Marguerite calculated. “Ten, when it started. Eleven when it finished. I don’t remember the revolt before that at all, because I was only six. For it, I know what people tell me.” She closed the sample book. “They don’t tell me much.

“Marc thinks….” Susanna began.

Margerite’s mind flitted away. “I saw Marc kiss you at breakfast this morning.”

“I kissed him back,” Susanna said. “It wasn’t the first time and it won’t be the last time. I’ll probably marry him some day, when we are old enough, if I can learn to live among Calvinists.”

“I thought that you are already his fiancée.”

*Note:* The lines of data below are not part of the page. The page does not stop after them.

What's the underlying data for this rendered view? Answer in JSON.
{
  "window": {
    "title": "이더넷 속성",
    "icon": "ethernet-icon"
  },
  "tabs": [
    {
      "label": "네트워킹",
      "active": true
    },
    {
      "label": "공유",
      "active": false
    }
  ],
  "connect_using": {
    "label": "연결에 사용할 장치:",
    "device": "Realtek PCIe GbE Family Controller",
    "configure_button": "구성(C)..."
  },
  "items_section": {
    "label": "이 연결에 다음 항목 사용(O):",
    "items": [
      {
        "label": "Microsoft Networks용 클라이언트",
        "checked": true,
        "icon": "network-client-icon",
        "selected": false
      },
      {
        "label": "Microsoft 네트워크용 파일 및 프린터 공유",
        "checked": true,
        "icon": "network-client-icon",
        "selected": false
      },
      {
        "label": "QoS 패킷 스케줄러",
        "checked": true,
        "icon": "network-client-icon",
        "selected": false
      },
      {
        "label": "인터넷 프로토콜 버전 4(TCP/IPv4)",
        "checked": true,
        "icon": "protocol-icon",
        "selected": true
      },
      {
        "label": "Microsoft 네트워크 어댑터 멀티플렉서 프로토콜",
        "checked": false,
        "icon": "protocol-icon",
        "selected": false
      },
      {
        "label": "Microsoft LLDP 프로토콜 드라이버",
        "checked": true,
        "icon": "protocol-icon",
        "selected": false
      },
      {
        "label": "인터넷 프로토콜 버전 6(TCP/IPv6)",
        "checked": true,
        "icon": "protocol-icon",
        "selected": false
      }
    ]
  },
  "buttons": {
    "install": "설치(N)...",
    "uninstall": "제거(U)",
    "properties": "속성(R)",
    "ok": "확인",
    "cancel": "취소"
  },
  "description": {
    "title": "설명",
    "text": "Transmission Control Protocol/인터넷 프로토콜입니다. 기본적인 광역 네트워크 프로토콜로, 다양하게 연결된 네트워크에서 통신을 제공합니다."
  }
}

“Our families haven’t signed any contracts. His father forwards our letters to one another, though. My mother and stepfather are aware that his father, though a Calvinist, is also in a position to provide for his future very well indeed. So. Well. ‘Flirt to convert’ is what my stepfather said. Anyway, M. Cavriani was there the first time we kissed each other.”

“So. Well. Anyway,” Marguerite mocked her. “It sounds to me as if you are indeed his fiancée, whether you know it or not. I have never kissed anyone. I never will, unless I get married. Perhaps then I will have to. Would I have to kiss a man if we were betrothed but not married yet? I hope my husband will be businesslike about begetting and not….” Marguerite made a little gesture that somehow reminded Susanna of worms, spiders, slugs, snails, and swarms of things that crept and crawled. “…not put his hands all over me or slobber all over my face. How can you stand it? How can Maman stand it?

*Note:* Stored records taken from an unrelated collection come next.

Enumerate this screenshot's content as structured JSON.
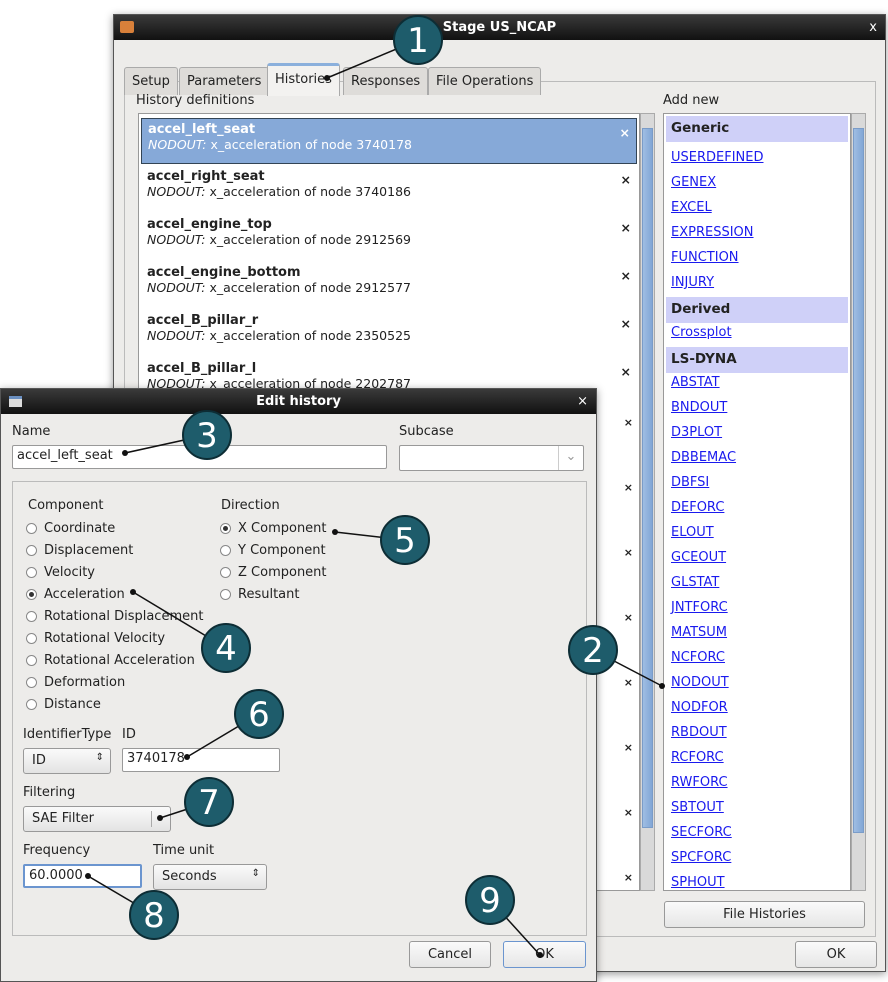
{
  "main_window": {
    "title": "Stage US_NCAP",
    "close": "x",
    "tabs": [
      {
        "label": "Setup"
      },
      {
        "label": "Parameters"
      },
      {
        "label": "Histories"
      },
      {
        "label": "Responses"
      },
      {
        "label": "File Operations"
      }
    ],
    "history_label": "History definitions",
    "histories": [
      {
        "name": "accel_left_seat",
        "source": "NODOUT:",
        "desc": " x_acceleration of node 3740178"
      },
      {
        "name": "accel_right_seat",
        "source": "NODOUT:",
        "desc": " x_acceleration of node 3740186"
      },
      {
        "name": "accel_engine_top",
        "source": "NODOUT:",
        "desc": " x_acceleration of node 2912569"
      },
      {
        "name": "accel_engine_bottom",
        "source": "NODOUT:",
        "desc": " x_acceleration of node 2912577"
      },
      {
        "name": "accel_B_pillar_r",
        "source": "NODOUT:",
        "desc": " x_acceleration of node 2350525"
      },
      {
        "name": "accel_B_pillar_l",
        "source": "NODOUT:",
        "desc": " x_acceleration of node 2202787"
      }
    ],
    "delete_glyph": "×",
    "add_new_label": "Add new",
    "add_new": {
      "generic_header": "Generic",
      "generic": [
        "USERDEFINED",
        "GENEX",
        "EXCEL",
        "EXPRESSION",
        "FUNCTION",
        "INJURY"
      ],
      "derived_header": "Derived",
      "derived": [
        "Crossplot"
      ],
      "lsdyna_header": "LS-DYNA",
      "lsdyna": [
        "ABSTAT",
        "BNDOUT",
        "D3PLOT",
        "DBBEMAC",
        "DBFSI",
        "DEFORC",
        "ELOUT",
        "GCEOUT",
        "GLSTAT",
        "JNTFORC",
        "MATSUM",
        "NCFORC",
        "NODOUT",
        "NODFOR",
        "RBDOUT",
        "RCFORC",
        "RWFORC",
        "SBTOUT",
        "SECFORC",
        "SPCFORC",
        "SPHOUT"
      ]
    },
    "file_histories": "File Histories",
    "ok": "OK"
  },
  "edit_dialog": {
    "title": "Edit history",
    "close": "×",
    "name_label": "Name",
    "name_value": "accel_left_seat",
    "subcase_label": "Subcase",
    "subcase_value": "",
    "component_label": "Component",
    "components": [
      "Coordinate",
      "Displacement",
      "Velocity",
      "Acceleration",
      "Rotational Displacement",
      "Rotational Velocity",
      "Rotational Acceleration",
      "Deformation",
      "Distance"
    ],
    "component_selected": "Acceleration",
    "direction_label": "Direction",
    "directions": [
      "X Component",
      "Y Component",
      "Z Component",
      "Resultant"
    ],
    "direction_selected": "X Component",
    "identifier_type_label": "IdentifierType",
    "identifier_type": "ID",
    "id_label": "ID",
    "id_value": "3740178",
    "filtering_label": "Filtering",
    "filtering": "SAE Filter",
    "frequency_label": "Frequency",
    "frequency": "60.0000",
    "time_unit_label": "Time unit",
    "time_unit": "Seconds",
    "cancel": "Cancel",
    "ok": "OK"
  },
  "callouts": [
    "1",
    "2",
    "3",
    "4",
    "5",
    "6",
    "7",
    "8",
    "9"
  ],
  "colors": {
    "callout": "#1e5c6b",
    "selection": "#86a9d8",
    "link": "#1a1aee",
    "header": "#cfd0f8"
  }
}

“Also….” The little duchess assumed a facial expression that would have better suited a Scots preacher’s wife with seven decades of life under her belt. “It’s bad for your reputation.”

Susanna raised her eyebrows. “Don’t you have something more important to worry about than my reputation? You’re in the middle of a country that’s cheering for an usurper and from all I hear, the usurper is on the other end of the spectrum from trustworthy. For what it’s worth, Your Grace, I assure you that my virtue is quite intact. As for reputation, girls like me don’t have one. Or need one, for that matter.”

“Girls like you? It’s women like Maman and the other court ladies who don’t have reputations. Not, at least, good reputations. Don’t you want a good reputation?”

Susanna’s forbearance snapped. “Where would I get one? You’ve lived in courts all your life. You know what the morals are, and they aren’t what your Calvinist preachers would like them to be. They’re not even like the way your ordinary provincial official or school teacher or shopkeeper or artisan manages his household. Even in the Netherlands, where both couples–the king and queen and the Stadthouder and his wife–are so generally well behaved most of the time, although it is said that Frederik Hendrik only married Amalia of Solms because she refused to become his mistress and his brother said he had to get married to someone, it doesn’t mean that all the people who revolve around them follow their example. No one raises an eyebrow when a servant becomes a nobleman’s mistress. And if, when he ends it, she comes away with a generous settlement, she has a better prospect for marrying some other upper servant rather than a worse one. If I had given into that Lorrainer colonel and he had really had as much money as he claimed to have, my dowry would have been a lot bigger than it is.”

“Well, I will never take a lover. A husband will be more than enough.” Marguerite bowed her head. “My Tante Catherine, one of Papa’s other sisters, died before I was born, but they tell me that when Henri IV made a galant advance to her, she answered, ‘I am too poor to be your wife and too well-born to be your mistress.’ Too poor or too proud, I will never be any man’s mistress. It’s hard to think of virtue separate from reputation, though. Isn’t reputation a mirror of a person’s character?”

Then she popped her head up again, her eyes bright. “What colonel?”

Susanna tsked. “Not one you know. Just remember. Reputation is nothing but what ‘they say.’ A lot of what ‘they say’ can be malicious–rumor, insinuations, allegations. But I don’t have to care. I am who I am and Marc believes me and not anyone else’s gossip. And if he damages my ‘reputation’ by kissing me, he’ll take the greatest of care for me, for myself and not for what anybody says about me.”

“It’s almost worse,” the little duchess concluded, “when what ‘they say’ is true rather than false.”